***The Forsaken

Ace Atkins, motorcycle

(photo: Heinrich Klaffs, creative commons license)

By Ace Atkins – This crime thriller series featuring Jericho, Mississippi, sheriff Quinn Colson has been widely praised as offering “a new standard for Southern crime novels.” I haven’t read the others in the series or perhaps enough Southern crime literature to judge, but I’m puzzled by that characterization. Perhaps it’s inevitable, as cultural homogenization and Wal-Mart have taken over this country, but the people didn’t behave, speak, think, or live in a landscape that seemed uniquely Southern to me.

The principal character—Sheriff Quinn Colson—didn’t come off the page. He’s kind of laid back, kind of taciturn, kind of boring. I definitely did enjoy several of the women characters: smart-ass Chief Deputy Sheriff Lillie Virgil (good banter with Colson) and townswoman-with-a-fractured-past Diana Tull. The assorted criminals, low-lifes, and ne’er-do-wells were mostly off-putting and two-dimensional. Also, is it really necessary for there to be a beheading any time Mexicans are involved in a story? It seems like authorial shorthand to show how badass they are. (We’ve reached a sorry state when fictional beheading can become ho-hum, though it is definitely not in The Cartel, reviewed last Friday.)
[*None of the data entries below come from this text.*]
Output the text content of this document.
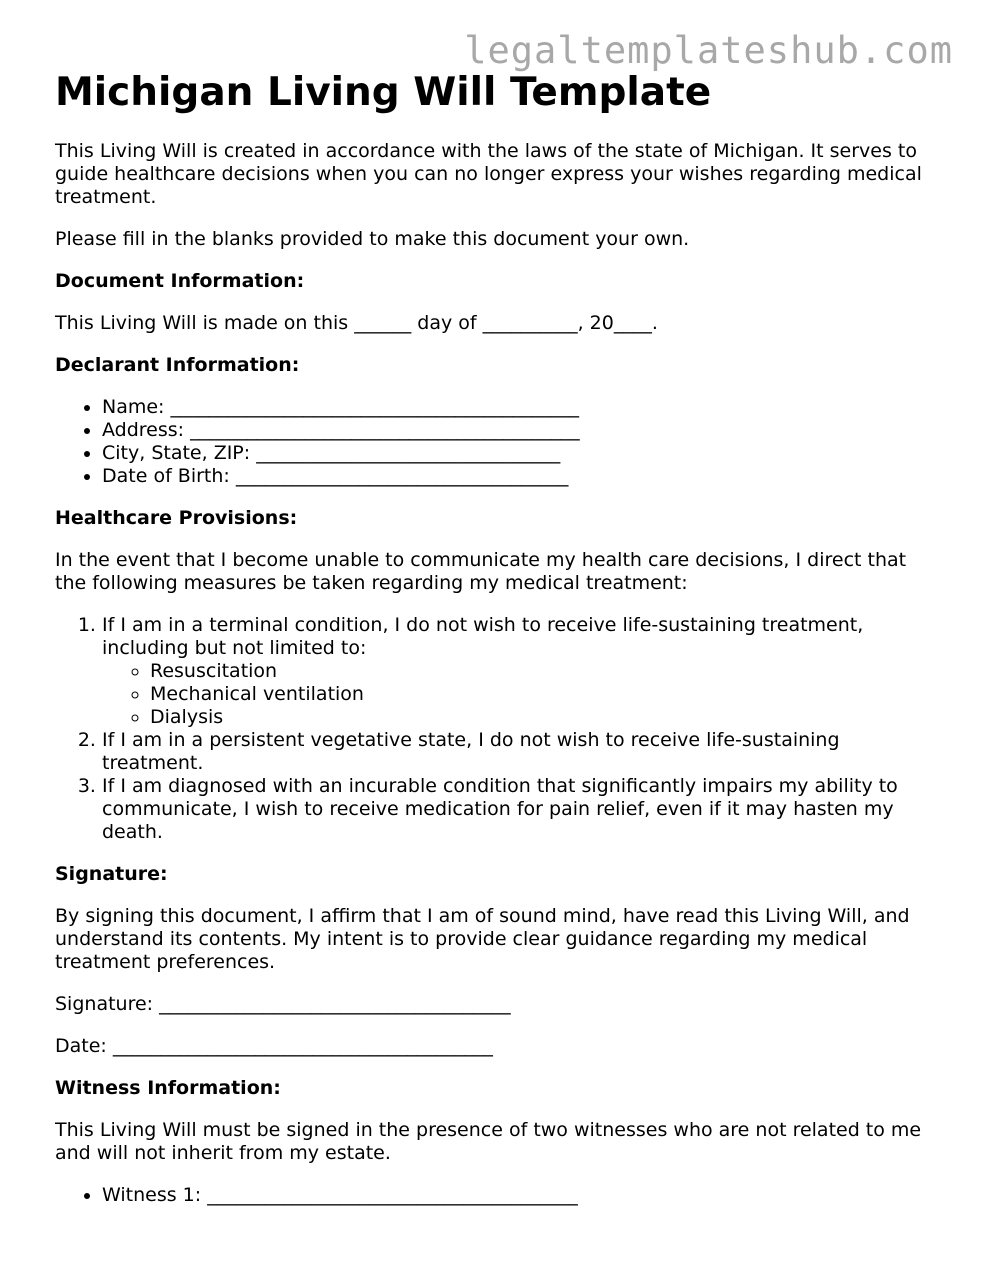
legaltemplateshub.com
Michigan Living Will Template

This Living Will is created in accordance with the laws of the state of Michigan. It serves to guide healthcare decisions when you can no longer express your wishes regarding medical treatment.

Please fill in the blanks provided to make this document your own.

Document Information:

This Living Will is made on this ______ day of __________, 20____.

Declarant Information:
• Name: ___________________________________________
• Address: _________________________________________
• City, State, ZIP: ________________________________
• Date of Birth: ___________________________________
Healthcare Provisions:

In the event that I become unable to communicate my health care decisions, I direct that the following measures be taken regarding my medical treatment:

1. If I am in a terminal condition, I do not wish to receive life-sustaining treatment, including but not limited to:
◦ Resuscitation
◦ Mechanical ventilation
◦ Dialysis
2. If I am in a persistent vegetative state, I do not wish to receive life-sustaining treatment.
3. If I am diagnosed with an incurable condition that significantly impairs my ability to communicate, I wish to receive medication for pain relief, even if it may hasten my death.
Signature:

By signing this document, I affirm that I am of sound mind, have read this Living Will, and understand its contents. My intent is to provide clear guidance regarding my medical treatment preferences.

Signature: _____________________________________

Date: ________________________________________

Witness Information:

This Living Will must be signed in the presence of two witnesses who are not related to me and will not inherit from my estate.

• Witness 1: _______________________________________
The set-up of the novel is this: In 1977, 17-year-old Diana Tull and her 14-year-old girlfriend Lori Stillwell were abducted on a lonely country road by a badly scarred black man driving a gleaming Monte Carlo. Diana was raped, shot, and left for dead, and Lori was murdered. Within days a local motorcycle gang, the Born Losers (apt, that) vowed to avenge these crimes on behalf of their member, Lori’s father, and abduct a black loner, beat him, and lynch him.

Sheriff Colson’s absent father—a former Hollywood stunt man—was loosely affiliated with the biker gang and witnessed the execution. Colson’s uncle, the former sheriff, allowed the crime to take place and didn’t investigate, following the precepts of the “let sleeping dogs lie” school of law enforcement, which he continued to follow, even when Diana told him she’d seen the murderer again, several weeks after the crime. The lynched man lived alone in a shack in the woods, owned practically nothing and certainly no fancy car; nor did he have the terrible scars that Diana described. Why the townspeople are surprised to eventually learn the wrong man was lynched is a mystery in itself.

Fast-forward to the current day, and the pot is boiling: the old sheriff is dead and replaced by his nephew Quinn; Diana is a successful store-owner who, initially egged on by Lori’s father—now an impoverished drunk—has decided for reasons not entirely clear to reignite the investigation into the tragedy of the murder and lynching; and Chains LeDoux, the leader of the Born Losers in its heyday is about to be released from state prison.

To his credit, Sheriff Quinn is not ready to consign the resurfaced lynching to the cold case file, and investigating it predictably causes all kinds of secrets to slither out of the woodwork. While the theme of revisiting past crimes and depredations in order to establish responsibility is worthy, in this book, we learn next-to-nothing about the nameless victim of the lynching, enabling scant emotional investment in the crime’s unraveling.

I’m prepared to believe readers of Atkins’s other four novels in this series have become attached to the characters and may like this one better than I did. Atkins has received many award nominations in the genre and was selected by the Robert B. Parker estate to continue writing books for the popular Spenser private investigator series.